Did you leave Binghamton feeling ready for the real world?

I didn’t really know what the next step was, but the University provided a forum to learn and grow. I took some night courses where the teachers would bring executives from GE, Link and IBM in to speak. The dialogue and debate that would happen between these three different companies with three different cultures was instrumental for me in thinking about the kind of company culture I’d want to join. I felt like I had a very solid foundation by the end of my time at Binghamton.

Based on what you’ve learned over your career, what are the skills you’d teach business students today?

There are three: change management, teamwork and critical thinking.

What I’ve learned to be an ingredient of success is to make whatever you’ve inherited better than what it was before. And that means change. Business is about making things better, not keeping things the same. If you stay the same, you lose competitive advantage. Change management is a skill that is extremely transferable, no matter what your job or industry.

For teamwork, I learned at Binghamton that business is a team sport. The best classes were the ones where you had to work with others. Sometimes it made the class harder, but it’s about how good you make those around you, not just how good you are yourself.

And, finally, critical thinking is a very generic skill, but it’s extremely relevant, no matter what you end up deciding to do.

Do you have a proudest moment?

I think the proudest thing for me is balancing the important stuff in life, which is family, with building a career. My wife and children keep me centered. To them, my title is husband or dad, and that’s the centering part, no matter what I accomplish large or small in my career.

What business lessons did you learn from your father?

You have to know your customers and make sure you’re trying to solve their problems. That’s foundational.

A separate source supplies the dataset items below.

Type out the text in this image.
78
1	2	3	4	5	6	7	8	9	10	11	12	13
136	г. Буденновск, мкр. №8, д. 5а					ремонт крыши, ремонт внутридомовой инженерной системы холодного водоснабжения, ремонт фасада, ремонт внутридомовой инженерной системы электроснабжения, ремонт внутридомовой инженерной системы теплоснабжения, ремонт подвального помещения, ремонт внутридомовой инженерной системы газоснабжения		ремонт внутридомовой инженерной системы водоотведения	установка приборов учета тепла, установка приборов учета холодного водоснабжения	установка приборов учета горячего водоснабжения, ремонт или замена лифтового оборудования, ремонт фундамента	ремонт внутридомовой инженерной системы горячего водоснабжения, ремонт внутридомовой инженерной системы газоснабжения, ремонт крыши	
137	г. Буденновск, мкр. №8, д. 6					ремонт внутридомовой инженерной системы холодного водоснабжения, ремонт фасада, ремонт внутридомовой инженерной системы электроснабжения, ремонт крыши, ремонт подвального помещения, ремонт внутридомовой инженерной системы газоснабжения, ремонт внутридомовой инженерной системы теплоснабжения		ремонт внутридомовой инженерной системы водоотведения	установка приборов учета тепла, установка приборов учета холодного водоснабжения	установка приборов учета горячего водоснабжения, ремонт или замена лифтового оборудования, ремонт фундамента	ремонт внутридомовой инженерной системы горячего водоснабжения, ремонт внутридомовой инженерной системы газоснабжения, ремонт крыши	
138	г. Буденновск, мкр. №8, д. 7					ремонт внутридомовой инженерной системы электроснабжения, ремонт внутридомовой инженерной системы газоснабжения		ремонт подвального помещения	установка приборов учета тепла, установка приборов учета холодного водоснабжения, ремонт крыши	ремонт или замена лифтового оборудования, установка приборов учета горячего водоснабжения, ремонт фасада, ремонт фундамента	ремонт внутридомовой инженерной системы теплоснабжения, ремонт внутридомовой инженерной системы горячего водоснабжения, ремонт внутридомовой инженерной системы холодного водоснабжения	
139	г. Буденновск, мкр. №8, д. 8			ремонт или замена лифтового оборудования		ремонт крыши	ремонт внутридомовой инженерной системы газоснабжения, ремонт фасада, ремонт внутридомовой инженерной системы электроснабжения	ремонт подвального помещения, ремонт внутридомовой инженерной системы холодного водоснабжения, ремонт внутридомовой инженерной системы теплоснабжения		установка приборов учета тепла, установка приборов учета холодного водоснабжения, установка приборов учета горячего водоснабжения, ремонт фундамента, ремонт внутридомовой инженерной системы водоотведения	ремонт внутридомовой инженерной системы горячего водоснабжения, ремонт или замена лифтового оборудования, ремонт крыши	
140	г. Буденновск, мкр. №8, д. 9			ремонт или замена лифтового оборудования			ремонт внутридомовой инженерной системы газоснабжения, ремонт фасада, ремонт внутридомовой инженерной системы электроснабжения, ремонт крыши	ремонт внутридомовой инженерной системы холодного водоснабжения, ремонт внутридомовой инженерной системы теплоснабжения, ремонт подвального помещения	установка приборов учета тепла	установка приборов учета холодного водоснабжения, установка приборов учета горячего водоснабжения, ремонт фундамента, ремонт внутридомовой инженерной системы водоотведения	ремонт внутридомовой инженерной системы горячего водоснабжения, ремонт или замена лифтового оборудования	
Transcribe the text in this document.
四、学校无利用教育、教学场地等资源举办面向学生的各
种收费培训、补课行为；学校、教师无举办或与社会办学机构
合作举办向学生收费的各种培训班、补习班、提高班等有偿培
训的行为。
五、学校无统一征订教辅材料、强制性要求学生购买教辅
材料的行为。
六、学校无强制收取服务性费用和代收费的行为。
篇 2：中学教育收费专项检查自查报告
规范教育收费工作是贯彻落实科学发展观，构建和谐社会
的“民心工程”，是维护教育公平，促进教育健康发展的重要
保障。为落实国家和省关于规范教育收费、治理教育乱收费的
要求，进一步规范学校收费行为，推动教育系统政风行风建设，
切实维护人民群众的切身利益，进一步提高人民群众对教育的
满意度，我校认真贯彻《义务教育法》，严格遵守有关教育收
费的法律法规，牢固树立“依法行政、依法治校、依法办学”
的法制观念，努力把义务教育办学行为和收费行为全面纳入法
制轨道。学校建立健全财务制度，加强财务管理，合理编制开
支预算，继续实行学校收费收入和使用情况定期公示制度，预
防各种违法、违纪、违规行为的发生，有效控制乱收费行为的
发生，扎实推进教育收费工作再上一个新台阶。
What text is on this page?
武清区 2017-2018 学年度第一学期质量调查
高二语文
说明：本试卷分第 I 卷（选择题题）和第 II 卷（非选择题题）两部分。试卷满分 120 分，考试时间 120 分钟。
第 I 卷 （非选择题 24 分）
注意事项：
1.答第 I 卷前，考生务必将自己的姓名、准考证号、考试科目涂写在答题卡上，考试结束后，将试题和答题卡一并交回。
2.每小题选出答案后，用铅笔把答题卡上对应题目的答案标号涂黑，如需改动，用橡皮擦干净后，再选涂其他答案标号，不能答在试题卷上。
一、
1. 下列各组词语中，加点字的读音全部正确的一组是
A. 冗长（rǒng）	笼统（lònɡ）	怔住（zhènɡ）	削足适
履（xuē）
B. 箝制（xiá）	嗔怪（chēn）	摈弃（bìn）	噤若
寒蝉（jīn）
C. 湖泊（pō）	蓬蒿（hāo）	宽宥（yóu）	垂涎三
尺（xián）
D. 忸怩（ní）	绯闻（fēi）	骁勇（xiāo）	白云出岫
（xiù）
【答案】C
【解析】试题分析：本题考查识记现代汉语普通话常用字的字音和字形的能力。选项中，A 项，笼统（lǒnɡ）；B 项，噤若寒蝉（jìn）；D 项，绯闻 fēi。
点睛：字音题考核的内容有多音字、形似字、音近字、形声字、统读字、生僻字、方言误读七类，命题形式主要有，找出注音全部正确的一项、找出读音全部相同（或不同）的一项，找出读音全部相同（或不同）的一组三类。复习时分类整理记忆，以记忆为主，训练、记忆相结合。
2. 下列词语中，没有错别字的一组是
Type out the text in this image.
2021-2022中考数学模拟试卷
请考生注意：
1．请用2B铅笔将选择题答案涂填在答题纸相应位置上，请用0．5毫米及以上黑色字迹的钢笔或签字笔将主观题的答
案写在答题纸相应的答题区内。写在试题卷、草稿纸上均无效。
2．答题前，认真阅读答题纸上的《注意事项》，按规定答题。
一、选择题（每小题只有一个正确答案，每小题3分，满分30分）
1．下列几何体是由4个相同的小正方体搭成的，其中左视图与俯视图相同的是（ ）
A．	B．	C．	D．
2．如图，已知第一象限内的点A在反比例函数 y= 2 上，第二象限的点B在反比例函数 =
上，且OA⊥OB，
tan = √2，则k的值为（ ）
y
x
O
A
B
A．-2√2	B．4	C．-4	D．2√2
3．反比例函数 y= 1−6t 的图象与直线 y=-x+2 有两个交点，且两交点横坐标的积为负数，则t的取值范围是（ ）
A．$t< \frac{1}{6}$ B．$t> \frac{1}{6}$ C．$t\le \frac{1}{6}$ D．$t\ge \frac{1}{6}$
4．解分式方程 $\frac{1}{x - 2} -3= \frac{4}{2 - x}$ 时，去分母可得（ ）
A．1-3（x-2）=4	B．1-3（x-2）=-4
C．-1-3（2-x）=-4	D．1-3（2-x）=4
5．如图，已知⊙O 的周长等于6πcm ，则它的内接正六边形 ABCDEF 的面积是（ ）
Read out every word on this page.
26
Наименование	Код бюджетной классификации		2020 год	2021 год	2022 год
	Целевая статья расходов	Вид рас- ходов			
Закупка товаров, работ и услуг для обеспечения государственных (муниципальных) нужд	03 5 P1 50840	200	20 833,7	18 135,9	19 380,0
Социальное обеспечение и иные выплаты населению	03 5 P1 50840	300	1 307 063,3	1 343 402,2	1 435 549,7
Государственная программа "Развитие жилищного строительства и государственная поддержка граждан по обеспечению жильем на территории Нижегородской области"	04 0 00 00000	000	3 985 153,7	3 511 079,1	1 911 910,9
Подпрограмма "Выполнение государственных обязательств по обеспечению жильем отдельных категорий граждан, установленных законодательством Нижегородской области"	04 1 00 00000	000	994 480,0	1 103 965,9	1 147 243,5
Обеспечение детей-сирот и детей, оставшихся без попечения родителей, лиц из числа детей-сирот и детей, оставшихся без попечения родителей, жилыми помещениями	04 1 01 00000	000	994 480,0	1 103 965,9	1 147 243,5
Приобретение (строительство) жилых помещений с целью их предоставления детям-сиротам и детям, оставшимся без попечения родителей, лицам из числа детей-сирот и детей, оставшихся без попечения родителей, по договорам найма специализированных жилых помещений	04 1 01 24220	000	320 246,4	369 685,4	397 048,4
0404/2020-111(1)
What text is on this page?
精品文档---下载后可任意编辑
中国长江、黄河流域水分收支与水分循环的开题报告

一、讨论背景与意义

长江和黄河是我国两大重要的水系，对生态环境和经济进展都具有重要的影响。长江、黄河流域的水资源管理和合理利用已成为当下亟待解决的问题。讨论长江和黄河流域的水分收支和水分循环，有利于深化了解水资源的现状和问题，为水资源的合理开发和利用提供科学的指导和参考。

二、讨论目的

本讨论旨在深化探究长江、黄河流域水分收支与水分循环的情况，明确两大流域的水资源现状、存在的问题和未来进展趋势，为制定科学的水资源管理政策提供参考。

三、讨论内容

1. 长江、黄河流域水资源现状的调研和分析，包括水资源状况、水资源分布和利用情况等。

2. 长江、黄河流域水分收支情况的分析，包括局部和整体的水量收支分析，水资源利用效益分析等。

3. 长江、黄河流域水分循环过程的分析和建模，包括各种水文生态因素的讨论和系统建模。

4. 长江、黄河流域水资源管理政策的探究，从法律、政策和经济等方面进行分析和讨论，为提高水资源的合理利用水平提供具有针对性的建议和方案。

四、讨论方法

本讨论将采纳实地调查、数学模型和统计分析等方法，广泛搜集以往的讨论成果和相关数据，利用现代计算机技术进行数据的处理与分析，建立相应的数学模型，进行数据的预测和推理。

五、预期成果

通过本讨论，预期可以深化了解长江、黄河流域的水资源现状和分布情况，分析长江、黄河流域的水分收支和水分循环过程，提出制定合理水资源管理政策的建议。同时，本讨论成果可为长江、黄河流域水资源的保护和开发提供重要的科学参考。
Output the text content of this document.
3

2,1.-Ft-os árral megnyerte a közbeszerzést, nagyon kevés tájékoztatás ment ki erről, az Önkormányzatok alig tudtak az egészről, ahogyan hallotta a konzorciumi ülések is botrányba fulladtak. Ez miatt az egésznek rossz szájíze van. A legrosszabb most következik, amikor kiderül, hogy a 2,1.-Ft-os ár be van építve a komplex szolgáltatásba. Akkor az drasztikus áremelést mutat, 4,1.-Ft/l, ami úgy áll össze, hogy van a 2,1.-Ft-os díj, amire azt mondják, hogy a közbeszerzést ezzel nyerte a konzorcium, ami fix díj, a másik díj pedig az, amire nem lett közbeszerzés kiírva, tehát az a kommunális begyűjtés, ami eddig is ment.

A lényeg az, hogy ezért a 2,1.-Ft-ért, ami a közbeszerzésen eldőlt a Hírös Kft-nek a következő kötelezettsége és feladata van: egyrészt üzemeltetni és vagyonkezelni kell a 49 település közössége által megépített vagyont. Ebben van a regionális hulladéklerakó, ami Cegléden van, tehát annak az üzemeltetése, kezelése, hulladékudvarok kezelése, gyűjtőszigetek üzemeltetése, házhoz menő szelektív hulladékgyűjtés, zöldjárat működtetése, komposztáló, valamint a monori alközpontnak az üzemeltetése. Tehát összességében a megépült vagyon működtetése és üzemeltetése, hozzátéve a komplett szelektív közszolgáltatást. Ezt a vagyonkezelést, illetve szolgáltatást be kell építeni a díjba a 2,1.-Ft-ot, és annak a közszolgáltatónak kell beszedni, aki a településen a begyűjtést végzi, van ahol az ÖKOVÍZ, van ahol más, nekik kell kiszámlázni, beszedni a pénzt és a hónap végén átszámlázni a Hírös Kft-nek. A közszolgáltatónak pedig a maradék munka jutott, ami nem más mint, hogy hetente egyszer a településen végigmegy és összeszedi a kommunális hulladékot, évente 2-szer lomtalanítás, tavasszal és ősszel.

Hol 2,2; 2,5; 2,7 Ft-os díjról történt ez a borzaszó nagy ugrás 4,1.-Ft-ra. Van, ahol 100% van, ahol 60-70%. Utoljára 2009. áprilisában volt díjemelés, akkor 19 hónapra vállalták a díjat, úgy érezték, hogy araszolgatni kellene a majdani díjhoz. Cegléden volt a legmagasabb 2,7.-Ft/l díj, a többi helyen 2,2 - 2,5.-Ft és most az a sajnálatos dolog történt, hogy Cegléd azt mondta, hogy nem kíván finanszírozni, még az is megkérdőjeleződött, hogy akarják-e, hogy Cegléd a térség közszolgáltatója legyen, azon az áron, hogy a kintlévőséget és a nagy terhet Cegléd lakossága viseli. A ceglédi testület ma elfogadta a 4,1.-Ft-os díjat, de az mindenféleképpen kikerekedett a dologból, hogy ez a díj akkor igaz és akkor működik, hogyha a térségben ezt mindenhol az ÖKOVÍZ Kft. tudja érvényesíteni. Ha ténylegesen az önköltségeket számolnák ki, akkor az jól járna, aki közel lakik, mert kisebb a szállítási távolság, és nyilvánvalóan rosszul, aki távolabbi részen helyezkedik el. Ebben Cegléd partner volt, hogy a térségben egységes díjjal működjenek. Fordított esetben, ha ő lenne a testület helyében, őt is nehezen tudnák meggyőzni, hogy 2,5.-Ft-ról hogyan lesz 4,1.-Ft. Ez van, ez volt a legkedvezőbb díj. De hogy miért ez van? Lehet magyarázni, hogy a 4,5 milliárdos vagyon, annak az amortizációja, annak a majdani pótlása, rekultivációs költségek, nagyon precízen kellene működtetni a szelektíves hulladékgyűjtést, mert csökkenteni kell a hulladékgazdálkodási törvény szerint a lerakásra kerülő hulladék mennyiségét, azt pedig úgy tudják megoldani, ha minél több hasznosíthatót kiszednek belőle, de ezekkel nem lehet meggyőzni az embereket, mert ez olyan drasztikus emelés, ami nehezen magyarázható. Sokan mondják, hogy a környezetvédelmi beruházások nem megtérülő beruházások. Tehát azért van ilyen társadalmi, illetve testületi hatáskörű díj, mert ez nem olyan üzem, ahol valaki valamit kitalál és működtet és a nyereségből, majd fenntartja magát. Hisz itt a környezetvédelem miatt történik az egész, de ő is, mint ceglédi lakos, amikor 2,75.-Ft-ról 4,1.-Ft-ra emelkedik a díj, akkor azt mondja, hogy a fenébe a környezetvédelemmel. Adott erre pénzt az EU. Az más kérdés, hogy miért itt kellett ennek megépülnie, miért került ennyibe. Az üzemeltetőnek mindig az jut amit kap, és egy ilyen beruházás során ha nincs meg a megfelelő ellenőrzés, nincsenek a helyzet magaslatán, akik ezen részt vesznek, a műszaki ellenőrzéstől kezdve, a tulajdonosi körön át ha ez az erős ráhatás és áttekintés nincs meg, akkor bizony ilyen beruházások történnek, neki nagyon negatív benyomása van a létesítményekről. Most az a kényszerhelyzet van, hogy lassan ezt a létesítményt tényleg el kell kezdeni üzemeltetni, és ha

The other is to treat others the way you want to be treated. That’s a life skill, it’s an attitude and that’s how I was raised. Your role when joining a new environment is to make it better. Start with a fundamental and utmost respect for what was created before you got there and add an incredible desire to make it better because of your presence.

If you had to give one piece of advice to current SOM students, what would it be?

When I was a student, I couldn’t wait until I knew everything. But then I realized that when you know everything, you’re not growing. Learning and growing comes from being curious about your surroundings. The rate of individual growth is a function of your desire to want to learn more, not how much you try to show what you know.

A big differentiator for me when we hire people right out of school is whether they come in with a desire to continue learning and are comfortable asking questions as opposed to trying to show how smart they are.

Intellectual curiosity is a wonderful and powerful thing to help you grow and develop and evolve over time. Binghamton creates a great environment for this. Take advantage of it.